Dose adaptation of β-blockers after acute myocardial infarction

C. Bruggmann1,2, S. Fournier3, O. Muller3, F. Sadeghipour1,2, P. Voirol1,2
1Service de Pharmacie, Centre Hospitalier Universitaire Vaudois (CHUV), Lausanne, 2Ecole de Pharmacie Genève-Lausanne (EPGL), Université de Genève-Lausanne, Genève-Lausanne, 3Service de Cardiologie, Centre Hospitalier Universitaire Vaudois (CHUV)), Lausanne, Switzerland
Introduction: The European Society of Cardiology (ESC) recommends the prescription of β-blocker (BB) after ST-segment Elevation Myocardial Infarction (STEMI). The evidences for their indication depend on the presence of a left ventricular dysfunction (LVEF<40%; Class I level A of evidence) or not (LVEF≥ 40%; Class IIa level B of evidence). In clinical practice, BB should be up-titrated to a target dose as long as the patient tolerate it.
Objectives: Assess if the BB doses prescribed at hospital discharge after STEMI are up-titrated to the target dose afterwards, and if the practice is different depending on the left ventricular function (LVEF>40% vs LVEF≥ 40%).

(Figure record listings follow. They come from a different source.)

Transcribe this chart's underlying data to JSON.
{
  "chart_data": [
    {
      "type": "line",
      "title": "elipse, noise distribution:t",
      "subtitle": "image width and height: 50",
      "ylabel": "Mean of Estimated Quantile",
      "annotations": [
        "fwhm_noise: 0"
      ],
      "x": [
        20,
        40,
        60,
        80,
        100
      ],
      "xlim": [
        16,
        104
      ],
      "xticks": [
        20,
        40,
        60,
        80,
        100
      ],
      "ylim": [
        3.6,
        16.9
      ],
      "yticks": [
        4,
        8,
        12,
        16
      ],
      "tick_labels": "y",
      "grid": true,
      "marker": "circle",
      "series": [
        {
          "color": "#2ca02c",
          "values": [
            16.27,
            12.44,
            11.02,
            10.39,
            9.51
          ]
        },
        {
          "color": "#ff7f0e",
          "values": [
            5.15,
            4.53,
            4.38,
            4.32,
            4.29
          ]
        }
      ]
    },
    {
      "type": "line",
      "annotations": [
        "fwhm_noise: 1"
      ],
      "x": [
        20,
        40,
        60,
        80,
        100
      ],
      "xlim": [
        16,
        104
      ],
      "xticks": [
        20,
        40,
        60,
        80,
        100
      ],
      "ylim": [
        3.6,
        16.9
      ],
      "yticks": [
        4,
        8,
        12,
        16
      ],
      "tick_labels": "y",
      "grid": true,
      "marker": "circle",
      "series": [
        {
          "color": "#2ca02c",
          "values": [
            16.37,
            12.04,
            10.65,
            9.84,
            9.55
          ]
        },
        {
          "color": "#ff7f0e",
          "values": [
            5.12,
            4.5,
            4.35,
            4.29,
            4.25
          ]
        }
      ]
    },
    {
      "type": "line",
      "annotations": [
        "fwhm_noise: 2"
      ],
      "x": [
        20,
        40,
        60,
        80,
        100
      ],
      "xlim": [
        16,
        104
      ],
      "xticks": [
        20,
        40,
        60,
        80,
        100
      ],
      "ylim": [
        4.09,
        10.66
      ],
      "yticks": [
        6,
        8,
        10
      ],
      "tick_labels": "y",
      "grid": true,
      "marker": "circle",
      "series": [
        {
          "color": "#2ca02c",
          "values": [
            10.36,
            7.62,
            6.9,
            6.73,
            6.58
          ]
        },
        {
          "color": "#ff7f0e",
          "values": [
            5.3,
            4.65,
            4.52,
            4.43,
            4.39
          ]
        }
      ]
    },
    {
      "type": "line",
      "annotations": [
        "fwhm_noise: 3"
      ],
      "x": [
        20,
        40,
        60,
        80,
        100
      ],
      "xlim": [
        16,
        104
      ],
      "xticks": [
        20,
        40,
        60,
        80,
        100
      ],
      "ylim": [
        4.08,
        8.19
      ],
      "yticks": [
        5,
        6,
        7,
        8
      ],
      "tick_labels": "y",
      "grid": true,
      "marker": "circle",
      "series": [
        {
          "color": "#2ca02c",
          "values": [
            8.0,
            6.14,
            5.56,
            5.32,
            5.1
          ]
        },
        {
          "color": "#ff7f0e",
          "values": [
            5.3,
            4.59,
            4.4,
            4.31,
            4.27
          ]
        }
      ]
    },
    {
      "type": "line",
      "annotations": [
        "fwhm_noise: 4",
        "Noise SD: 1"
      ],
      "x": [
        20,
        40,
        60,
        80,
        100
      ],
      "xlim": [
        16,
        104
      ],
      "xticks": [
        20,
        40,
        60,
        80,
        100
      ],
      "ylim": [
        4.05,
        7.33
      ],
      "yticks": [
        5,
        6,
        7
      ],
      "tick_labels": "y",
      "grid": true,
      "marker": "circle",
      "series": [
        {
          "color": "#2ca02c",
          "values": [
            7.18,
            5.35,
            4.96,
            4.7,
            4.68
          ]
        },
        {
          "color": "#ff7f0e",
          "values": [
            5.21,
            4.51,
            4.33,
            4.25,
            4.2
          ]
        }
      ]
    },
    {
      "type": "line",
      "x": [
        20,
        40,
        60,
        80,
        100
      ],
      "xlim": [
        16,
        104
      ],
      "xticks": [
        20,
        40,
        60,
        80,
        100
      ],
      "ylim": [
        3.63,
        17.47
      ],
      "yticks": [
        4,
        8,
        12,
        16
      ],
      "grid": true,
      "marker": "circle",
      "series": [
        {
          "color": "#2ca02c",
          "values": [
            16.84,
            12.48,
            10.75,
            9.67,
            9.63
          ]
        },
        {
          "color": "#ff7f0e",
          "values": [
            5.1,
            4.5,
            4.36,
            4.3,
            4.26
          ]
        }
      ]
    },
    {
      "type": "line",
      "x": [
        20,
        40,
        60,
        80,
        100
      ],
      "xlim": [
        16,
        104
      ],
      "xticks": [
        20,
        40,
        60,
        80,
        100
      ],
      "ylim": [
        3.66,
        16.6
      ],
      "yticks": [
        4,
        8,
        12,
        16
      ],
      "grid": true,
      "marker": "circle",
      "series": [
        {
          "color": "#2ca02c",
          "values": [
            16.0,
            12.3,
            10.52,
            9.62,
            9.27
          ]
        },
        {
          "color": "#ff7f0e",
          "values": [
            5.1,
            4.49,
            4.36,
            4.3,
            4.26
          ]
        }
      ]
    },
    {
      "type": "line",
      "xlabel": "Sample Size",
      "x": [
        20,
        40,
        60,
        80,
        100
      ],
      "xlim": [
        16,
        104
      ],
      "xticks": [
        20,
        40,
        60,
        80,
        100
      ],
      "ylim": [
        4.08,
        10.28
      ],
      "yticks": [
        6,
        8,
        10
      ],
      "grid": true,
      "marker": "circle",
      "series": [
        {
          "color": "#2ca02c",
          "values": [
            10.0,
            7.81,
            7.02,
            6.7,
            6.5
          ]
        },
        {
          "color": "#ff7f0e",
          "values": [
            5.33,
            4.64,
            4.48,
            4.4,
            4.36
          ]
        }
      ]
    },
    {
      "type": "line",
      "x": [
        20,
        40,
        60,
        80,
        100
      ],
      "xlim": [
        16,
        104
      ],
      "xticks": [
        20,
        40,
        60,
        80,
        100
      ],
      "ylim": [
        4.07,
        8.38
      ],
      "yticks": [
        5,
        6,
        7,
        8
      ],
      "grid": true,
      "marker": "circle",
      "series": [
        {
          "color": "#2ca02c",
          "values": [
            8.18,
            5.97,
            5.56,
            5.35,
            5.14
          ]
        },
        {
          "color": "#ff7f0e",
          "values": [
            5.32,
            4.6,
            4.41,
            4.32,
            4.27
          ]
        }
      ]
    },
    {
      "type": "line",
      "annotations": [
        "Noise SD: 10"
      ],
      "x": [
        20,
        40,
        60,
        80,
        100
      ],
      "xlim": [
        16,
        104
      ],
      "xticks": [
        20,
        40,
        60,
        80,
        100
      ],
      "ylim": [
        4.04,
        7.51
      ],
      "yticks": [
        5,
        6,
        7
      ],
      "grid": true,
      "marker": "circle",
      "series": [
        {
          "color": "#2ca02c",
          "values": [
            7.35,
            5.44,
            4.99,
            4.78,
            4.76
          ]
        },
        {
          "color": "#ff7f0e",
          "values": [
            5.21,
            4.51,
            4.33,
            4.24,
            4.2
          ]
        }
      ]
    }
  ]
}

Method: Observational monocentric study including all consecutive patients admitted for STEMI between April 2014 and April 2016 in a tertiary hospital. BB prescriptions were assessed at discharge and after one year. Doses were classified in two categories: low (<50% of the target dose) and high (≥ 50% of the target dose).
Results: Overall, 295 patients were followed up for one year. The most frequent BB prescribed was metoprolol, (n = 216 at discharge and n = 200 at one year). The median dose was 25mg per day [Interquartile range 25; 50 mg] at discharge and after one year.

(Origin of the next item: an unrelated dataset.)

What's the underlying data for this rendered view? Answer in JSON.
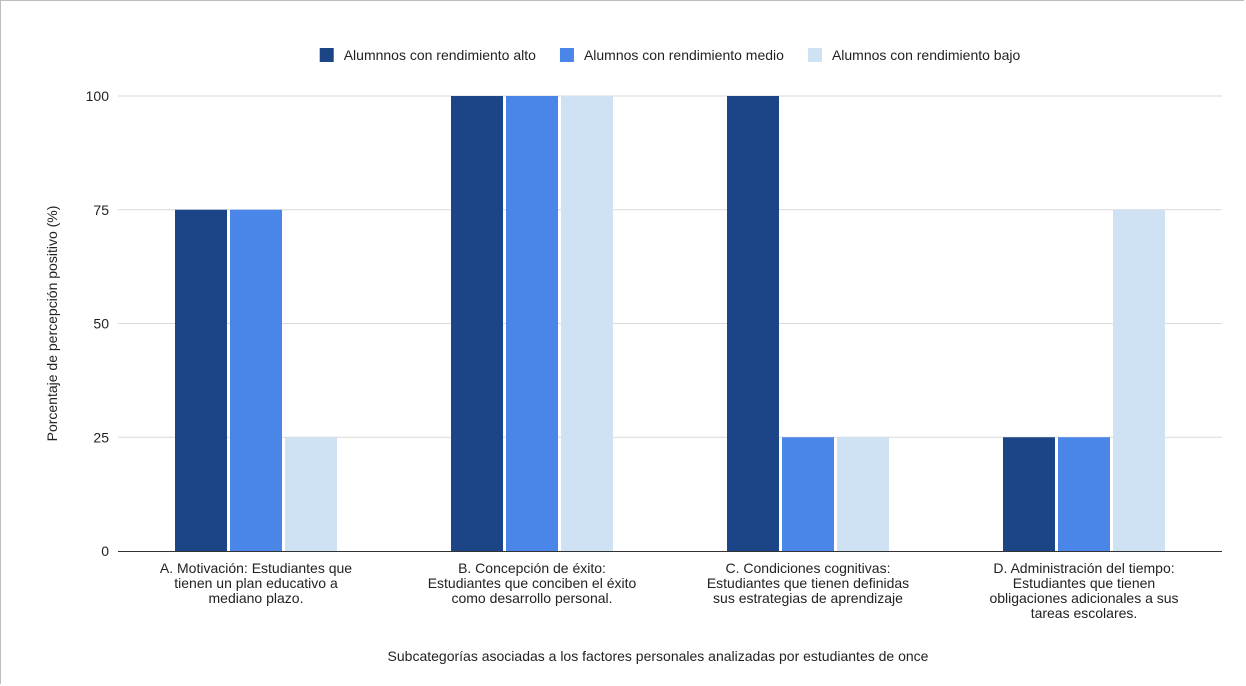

Among patients with LVEF≥ 40% (n = 239), 198 (82.9%) received a BB at hospital discharge. The dose was high for 13 (6.6%) and low for 185 (93.4%) patients. From this later group, 9 (4.9%) were up-titrated to a high dose within the year after STEMI.
Among patients with LVEF<40% (n = 56), 48 (85.7%) received a BB at discharge. The dose was high for 3 of them (6.3%) and low for 45 (93.8%) patients. From this later group, 2 (4.4%) patients were up-titrated to a high dose within the year after STEMI.
The proportion of patients having been up-titrated to a high dose within the year was not significantly different between the two groups (LVEF≥40% and LVEF<40%, p = 1.0).
Discussion and Conclusion: BB are still largely prescribed after STEMI. However, the doses are mostly low and rarely up-titrated within the year. These results are more worrying for patients with a LVEF<40%, for which the dose should absolutely be up-titrated to its maximum. Given these results, it seems necessary to investigate reasons for low dose BB prescription in clinical practice.